The foreign exchange component of central government debt hit 60 per cent of the total last month from 39 per cent in 2017.
Ankara appears to have a “tolerance for a weakening lira”, said Enver Erkan, an analyst at Terra Investment, adding that it was hard to predict how far policymakers would be willing to let it fall.
Analysts say dollar holdings could rise further, piling more pressure on the lira and creating a vicious cycle in which savers pull their cash, as was the case on a limited scale during the summer 2018 currency crisis.
But with the lira falling 15 per cent at one point on Tuesday, analysts warn the volatility could smother growth and that Erdogan’s approach could imperil the economy and fuel public discontent. Foreign currency deposits make up 55 per cent of the total — about $260bn — compared with 49 per cent in 2018.
High inflation risks fuelling currency weakness and stifling growth and could further undermine public support for Erdogan, whose two-decade rule was for years associated with rising prosperity.
“In recent years, Turkey has gone through multiple crises, and we’ve seen banks retain quite reasonable access,” said Huseyin Sevinc at Fitch, the rating agency.
Depleted net foreign exchange reserves weaken the central bank’s ability to defend the currency. According to Barclays, companies had deleveraged their external debt by $74bn, but some shifted to the public sector after the Treasury issued local debt denominated in foreign currency.
Erdogan, who has sacked three central bank governors since mid-2019, has insisted he will stay on the path of low-interest rates to stimulate growth and investment. More than 27 per cent yearly in the same month, food price inflation has hit low-income households especially hard.
Turkish bank customers can hold deposits in foreign currencies and the lira.
Annual inflation stood at almost 20 per cent in October, said the Turkish statistical institute.
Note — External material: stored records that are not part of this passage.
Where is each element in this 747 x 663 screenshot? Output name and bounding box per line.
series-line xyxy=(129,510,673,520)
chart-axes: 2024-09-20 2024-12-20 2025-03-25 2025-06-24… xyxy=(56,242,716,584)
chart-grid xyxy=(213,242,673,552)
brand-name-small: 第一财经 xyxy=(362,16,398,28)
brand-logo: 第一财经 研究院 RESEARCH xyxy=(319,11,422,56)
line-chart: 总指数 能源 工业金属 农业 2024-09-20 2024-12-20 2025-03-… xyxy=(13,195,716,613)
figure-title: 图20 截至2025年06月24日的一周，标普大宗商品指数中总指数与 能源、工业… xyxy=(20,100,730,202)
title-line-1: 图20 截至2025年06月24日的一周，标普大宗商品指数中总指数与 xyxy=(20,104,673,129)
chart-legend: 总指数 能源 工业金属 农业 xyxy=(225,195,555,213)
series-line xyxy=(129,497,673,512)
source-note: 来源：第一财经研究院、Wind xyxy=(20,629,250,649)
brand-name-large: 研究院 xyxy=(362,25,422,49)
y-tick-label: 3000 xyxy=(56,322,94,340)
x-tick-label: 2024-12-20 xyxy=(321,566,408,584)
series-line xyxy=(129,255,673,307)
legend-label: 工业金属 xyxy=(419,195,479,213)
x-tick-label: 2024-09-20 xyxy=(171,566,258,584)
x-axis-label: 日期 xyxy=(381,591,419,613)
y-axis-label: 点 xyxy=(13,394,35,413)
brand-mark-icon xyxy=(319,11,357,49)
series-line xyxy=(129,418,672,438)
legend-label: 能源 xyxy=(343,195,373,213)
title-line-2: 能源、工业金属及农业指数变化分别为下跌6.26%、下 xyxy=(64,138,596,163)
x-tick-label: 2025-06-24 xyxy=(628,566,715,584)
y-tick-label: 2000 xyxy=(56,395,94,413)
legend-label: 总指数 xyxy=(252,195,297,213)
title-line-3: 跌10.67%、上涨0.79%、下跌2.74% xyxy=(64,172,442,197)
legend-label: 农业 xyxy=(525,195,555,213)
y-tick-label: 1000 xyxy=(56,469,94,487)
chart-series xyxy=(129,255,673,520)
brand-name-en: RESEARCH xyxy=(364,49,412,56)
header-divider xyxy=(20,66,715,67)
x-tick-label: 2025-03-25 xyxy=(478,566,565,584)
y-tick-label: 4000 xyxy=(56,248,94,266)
A consultancy, Jason Tuvey of Capital Economics, predicts inflation is “likely to rise to 25 to 30 per cent over the next month or two”. During previous bouts of lira weakness, Turkey eventually announced emergency rate rises that halted the slide in the lira and tamed runaway inflation. Turks have opted increasingly for dollars and euros in recent years as high inflation and low-interest rates have eroded returns on lira savings. While foreign financing has been resilient even in past episodes of currency stress, a sudden change in sentiment among foreign lenders could put the financial system under pressure. Forecasters, including the IMF, expect gross domestic product growth of 9 per cent this year — one of the fastest rates globally. “My concern is from this point on: would you want to keep your money in the Turkish banking sector?” said Phoenix Kalen, an emerging markets strategist at Société Générale.